Axion Stars in the Infrared Limit

Abstract: Following Ruffini and Bonazzola, we use a quantized boson field to describe condensates of axions forming compact objects. Without substantial modifications, the method can only be applied to axions with decay constant, $f_a$, satisfying $\delta=(f_a\,/\,M_P)^2\ll 1$, where $M_P$ is the Planck mass. Similarly, the applicability of the Ruffini-Bonazzola method to axion stars also requires that the relative binding energy of axions satisfies $\Delta=\sqrt{1-(E_a\,/\,m_a)^2}\ll1$, where $E_a$ and $m_a$ are the energy and mass of the axion. The simultaneous expansion of the equations of motion in $\delta$ and $\Delta$ leads to a simplified set of equations, depending only on the parameter, $\lambda=\sqrt{\delta}\,/\,\Delta$ in leading order of the expansions. Keeping leading order in $\Delta$ is equivalent to the infrared limit, in which only relevant and marginal terms contribute to the equations of motion.
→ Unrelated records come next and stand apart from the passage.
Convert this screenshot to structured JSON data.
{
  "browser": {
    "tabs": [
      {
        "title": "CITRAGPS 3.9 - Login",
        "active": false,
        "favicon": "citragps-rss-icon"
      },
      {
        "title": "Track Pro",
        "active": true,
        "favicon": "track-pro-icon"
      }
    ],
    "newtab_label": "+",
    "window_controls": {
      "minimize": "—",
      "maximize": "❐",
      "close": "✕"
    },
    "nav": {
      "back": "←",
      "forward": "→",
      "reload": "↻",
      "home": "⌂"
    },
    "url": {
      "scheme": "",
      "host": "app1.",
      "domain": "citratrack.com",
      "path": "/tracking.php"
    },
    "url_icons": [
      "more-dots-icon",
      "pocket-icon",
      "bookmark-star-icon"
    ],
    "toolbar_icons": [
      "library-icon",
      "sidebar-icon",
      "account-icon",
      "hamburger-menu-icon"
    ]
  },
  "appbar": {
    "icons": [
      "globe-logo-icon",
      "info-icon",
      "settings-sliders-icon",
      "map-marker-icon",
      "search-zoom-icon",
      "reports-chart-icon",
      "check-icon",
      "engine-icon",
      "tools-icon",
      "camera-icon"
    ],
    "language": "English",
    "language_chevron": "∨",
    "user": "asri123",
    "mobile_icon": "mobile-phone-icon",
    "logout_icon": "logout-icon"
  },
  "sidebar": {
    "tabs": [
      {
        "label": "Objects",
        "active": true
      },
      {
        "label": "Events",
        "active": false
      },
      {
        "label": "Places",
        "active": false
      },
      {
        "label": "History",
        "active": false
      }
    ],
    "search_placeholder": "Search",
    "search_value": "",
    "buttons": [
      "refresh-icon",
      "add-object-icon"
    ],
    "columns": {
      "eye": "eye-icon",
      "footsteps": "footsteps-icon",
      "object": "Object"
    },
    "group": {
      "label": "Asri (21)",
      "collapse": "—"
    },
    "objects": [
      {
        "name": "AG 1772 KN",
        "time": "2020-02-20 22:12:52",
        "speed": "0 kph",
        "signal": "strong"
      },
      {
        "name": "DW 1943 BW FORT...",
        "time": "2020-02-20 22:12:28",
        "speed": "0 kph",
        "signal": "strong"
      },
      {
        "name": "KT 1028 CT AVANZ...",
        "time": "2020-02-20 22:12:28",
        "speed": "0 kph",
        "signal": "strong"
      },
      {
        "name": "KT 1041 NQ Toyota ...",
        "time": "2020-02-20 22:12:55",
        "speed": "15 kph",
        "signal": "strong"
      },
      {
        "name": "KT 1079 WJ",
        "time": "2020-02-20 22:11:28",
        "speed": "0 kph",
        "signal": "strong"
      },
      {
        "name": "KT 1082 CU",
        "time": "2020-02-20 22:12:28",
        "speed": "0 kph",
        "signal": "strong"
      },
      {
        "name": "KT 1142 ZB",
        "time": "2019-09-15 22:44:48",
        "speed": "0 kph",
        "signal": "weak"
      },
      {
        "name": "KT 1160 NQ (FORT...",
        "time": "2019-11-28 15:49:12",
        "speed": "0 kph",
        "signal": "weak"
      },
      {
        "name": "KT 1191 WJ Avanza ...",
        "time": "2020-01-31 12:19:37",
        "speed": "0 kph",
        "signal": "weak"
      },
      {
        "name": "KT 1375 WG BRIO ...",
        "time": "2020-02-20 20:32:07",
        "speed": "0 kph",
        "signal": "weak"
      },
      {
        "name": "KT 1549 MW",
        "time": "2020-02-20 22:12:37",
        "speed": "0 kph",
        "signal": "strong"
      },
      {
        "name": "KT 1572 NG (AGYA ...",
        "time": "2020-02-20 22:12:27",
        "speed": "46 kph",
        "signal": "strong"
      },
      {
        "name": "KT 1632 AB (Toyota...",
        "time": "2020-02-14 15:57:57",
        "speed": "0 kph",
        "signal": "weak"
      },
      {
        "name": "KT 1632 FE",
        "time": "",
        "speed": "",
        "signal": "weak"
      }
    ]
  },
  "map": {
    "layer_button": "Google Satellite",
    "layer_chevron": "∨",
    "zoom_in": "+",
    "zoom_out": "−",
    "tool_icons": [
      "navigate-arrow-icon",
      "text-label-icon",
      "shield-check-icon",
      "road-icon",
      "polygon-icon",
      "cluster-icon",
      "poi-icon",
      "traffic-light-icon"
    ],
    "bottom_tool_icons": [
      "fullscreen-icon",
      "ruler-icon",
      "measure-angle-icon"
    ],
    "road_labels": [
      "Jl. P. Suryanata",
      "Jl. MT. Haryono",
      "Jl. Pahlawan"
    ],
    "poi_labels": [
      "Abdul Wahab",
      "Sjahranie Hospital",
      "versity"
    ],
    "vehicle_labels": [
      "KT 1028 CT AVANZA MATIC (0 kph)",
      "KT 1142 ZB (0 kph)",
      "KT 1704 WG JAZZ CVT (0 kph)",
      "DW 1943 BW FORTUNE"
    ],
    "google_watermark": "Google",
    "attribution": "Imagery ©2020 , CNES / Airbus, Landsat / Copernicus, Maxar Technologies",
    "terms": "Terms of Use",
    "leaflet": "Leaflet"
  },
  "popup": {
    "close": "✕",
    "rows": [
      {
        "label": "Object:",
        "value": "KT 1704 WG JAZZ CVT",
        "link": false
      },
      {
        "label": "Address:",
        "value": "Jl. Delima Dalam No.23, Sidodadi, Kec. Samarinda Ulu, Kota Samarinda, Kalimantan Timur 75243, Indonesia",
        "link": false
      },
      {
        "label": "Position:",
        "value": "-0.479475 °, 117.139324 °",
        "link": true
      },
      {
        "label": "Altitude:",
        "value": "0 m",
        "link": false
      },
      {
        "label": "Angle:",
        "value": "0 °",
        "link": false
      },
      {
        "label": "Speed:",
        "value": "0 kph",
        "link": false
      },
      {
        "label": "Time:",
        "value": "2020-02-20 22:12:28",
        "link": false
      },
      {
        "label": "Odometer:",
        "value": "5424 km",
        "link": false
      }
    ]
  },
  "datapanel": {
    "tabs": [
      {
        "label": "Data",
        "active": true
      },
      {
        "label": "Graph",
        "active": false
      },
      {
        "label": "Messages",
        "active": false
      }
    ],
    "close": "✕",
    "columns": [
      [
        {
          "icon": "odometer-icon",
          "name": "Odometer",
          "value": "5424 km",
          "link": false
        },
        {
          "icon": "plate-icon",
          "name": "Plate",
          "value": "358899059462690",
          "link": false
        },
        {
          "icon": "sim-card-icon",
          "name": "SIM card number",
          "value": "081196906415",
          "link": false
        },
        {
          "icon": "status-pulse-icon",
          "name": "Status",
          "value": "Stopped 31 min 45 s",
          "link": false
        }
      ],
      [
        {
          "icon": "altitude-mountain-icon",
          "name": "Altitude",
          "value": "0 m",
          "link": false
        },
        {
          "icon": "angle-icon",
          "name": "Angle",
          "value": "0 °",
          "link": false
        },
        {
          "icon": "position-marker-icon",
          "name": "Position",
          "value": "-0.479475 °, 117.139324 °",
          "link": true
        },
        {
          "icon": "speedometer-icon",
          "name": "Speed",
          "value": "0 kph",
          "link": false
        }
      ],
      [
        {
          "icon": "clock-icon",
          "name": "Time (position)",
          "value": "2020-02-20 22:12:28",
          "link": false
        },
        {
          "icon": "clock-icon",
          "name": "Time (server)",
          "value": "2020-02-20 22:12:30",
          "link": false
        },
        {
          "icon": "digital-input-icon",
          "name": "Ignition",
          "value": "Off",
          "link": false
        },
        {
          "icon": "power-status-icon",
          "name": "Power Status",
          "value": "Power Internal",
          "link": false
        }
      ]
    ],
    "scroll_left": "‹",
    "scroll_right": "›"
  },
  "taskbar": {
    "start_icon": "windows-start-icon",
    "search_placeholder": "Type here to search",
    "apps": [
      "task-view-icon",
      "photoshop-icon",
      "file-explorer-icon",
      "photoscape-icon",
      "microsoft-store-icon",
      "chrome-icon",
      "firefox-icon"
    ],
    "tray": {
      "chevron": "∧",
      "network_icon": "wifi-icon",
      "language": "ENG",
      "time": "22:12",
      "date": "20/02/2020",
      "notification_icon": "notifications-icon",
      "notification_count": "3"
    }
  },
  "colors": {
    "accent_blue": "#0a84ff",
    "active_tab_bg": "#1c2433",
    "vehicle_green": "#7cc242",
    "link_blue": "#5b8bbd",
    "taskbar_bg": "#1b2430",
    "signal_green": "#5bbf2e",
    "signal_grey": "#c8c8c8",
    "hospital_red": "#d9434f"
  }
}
The number of axions in the star is uniquely determined by $\lambda$. Numerical solutions are found in a wide range of $\lambda$. At small $\lambda$ the mass and radius of the axion star rise linearly with $\lambda$. While at larger $\lambda$ the radius of the star continues to rise, the mass of the star, $M$, attains a maximum at $\lambda_{\rm max}\simeq 0.58$. All stars are unstable for $\lambda>\lambda_{\rm max}$ . We discuss the relationship of our results to current observational constraints on dark matter and the phenomenology of Fast Radio Bursts.